Querying for all unique key-value pairs in an array property across all documents

steevej · January 20, 2023, 1:50pm

For

I will simply remove the $sort. You still get an IXSCAN without it. The $match and $project seems sufficient to use the index.

Note that performance issues are not strictly caused by the code logic. It also depends on the hardware you use. If the working set does not fit in RAM, you will be I/O bound and that is slow.

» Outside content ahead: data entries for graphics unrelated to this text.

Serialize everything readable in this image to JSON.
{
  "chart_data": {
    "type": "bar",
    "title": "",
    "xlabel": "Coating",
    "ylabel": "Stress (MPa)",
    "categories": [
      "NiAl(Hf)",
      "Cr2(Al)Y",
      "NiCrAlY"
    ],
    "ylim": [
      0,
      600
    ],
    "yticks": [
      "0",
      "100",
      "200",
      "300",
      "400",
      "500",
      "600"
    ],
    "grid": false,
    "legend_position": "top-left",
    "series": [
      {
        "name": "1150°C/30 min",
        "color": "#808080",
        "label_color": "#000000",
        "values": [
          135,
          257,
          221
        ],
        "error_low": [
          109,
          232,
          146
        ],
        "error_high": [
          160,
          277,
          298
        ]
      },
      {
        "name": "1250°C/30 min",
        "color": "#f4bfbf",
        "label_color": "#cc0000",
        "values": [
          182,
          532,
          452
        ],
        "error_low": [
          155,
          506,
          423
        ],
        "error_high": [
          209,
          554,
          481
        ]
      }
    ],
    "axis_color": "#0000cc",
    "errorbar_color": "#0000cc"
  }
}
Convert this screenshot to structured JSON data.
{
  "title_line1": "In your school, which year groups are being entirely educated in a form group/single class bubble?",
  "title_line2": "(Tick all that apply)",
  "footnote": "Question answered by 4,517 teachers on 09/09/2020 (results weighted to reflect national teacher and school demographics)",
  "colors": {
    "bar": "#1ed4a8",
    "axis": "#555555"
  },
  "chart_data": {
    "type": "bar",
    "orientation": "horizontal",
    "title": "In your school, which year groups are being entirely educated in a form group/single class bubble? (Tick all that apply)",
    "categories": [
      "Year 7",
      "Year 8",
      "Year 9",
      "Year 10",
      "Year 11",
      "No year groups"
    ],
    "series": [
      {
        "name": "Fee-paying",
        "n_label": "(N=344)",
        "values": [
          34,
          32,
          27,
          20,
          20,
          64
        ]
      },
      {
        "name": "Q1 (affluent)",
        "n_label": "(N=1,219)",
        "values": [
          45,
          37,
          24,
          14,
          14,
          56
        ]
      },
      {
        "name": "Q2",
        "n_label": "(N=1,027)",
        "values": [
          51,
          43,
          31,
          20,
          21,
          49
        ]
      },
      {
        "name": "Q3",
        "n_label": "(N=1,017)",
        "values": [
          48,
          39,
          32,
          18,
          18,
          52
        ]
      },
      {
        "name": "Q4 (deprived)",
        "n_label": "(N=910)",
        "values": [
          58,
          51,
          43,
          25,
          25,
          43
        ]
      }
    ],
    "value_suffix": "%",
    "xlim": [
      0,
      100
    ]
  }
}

Read Atlas Search to return all the applicable filters for a given search query without specifying - #2 by Erik_Hatcher, the idea is smart as you may be able to add an extra field to speed up things rather than a new collection. Your documents could look like:

[
{
  "Tags": [
    {
      "k": "Type",
      "v": "Asset"
    },
	{
      "k": "Code",
      "v": "DEV"
    },
  ], 
  "k" : [ "Type" , "Code" ]
  "Owner": "Test"
},
{
  "Tags": [
    {
      "k": "Type",
      "v": "Metric"
    },
	{
      "k": "Code",
      "v": "POL"
    },
  ],
 "k" : [ "Type" , "Code" ] ,
  "Owner": "Test"
},
{
  "Tags": [
    {
      "k": "Type",
      "v": "Asset"
    },
	{
      "k": "Asset",
      "v": "asset1.json"
    },
  ],
  "k" : [ "Type" , "Asset" ] ,
  "Owner": "Test"
}
]

The index Owner:1,k:1 would be a much smaller working set.

Another thing you could try is to use the index Owner:1,Tags:1 to see if the index size is smaller it may help.

Schema wise, do you really need the attribute pattern for tags. The range of value of “k” seems to be quite small so having direct attributes “Type”, “Asset” and “Code” might be much better.